At college, she spent a summer in Sweden learning about Swedish culture and language, partly because of her family background. Her father is from Minnesota and his background is part Scandiavian. “My relatives still cook Swedish food,” she says. She was also drawn to Scandinavian countries’ strong sense of environmentalism.
The following summer she did an internship at the US embassy in Oslo and had a crash course in the political issues linking the US and Nordic countries. One of these is energy resources. She attended the International Geological Congress which discussed circumpolar oil and gas resources and became more and more interested in the kind of issues this threw up, including multilateral relations, the environment and potential boundary disputes.
She began to delve more into the region and in 2009 started a blog on geopolitical and strategic issues in the Arctic region through the Foreign Policy Association.

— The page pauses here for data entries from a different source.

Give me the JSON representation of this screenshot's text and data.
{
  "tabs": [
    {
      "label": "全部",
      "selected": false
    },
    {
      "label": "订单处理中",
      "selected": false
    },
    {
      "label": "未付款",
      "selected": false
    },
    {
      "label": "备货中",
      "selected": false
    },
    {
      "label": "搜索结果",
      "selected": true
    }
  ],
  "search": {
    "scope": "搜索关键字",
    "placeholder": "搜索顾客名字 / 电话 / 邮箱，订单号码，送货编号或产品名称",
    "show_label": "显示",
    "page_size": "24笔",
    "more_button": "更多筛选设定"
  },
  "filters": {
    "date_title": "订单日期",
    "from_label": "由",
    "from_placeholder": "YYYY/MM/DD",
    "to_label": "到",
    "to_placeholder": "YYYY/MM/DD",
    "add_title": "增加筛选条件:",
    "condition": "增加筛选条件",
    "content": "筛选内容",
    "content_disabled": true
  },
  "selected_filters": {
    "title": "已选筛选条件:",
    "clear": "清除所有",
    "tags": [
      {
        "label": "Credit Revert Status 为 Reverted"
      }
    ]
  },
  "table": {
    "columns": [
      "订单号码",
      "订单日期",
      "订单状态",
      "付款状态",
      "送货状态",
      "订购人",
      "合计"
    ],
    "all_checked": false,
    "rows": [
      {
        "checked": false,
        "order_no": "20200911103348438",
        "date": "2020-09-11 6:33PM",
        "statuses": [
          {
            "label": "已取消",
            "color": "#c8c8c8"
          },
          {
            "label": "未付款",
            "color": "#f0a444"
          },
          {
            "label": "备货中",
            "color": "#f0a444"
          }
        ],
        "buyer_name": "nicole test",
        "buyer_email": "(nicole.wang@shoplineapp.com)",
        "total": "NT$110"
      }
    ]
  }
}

Despite being born many thousands of miles away in San Francisco Mia has always been interested in international affairs and different cultures. Although her family are steeped in law – her mother is a paralegal and her father is an attorney – the legal profession never interested Mia. “The aspect of my dad’s work that most interested me was international travel,” she says.
Mia, an only child, adds that her father was very interested in history and political science and these were the subjects she was drawn to at high school, spurred also by a good teacher.
At the University of California Los Angeles she was a political cartoonist for the main student newspaper, The Daily Bruin. “I had always been into art,” she says. “Doing the political cartoons was a way to combine my interest in drawing and illustration with current affairs.”
Her cartoons tended to be issue related and about national current affairs. “I was not too interested in campus politics,” she says.
At UCLA she majored in political science and European studies. Given her background and experience, she was particularly interested in the Nordic countries’ relationship with the European Union.
Since she graduated in 2010 she has been working as a recruiter in a high–frequency trading firm. “I wanted a break from academia and to experience New York,” she says. “I wanted to make sure I really wanted to stay in academia.” Now she is sure, she is very much looking forward to arriving at Cambridge this autumn.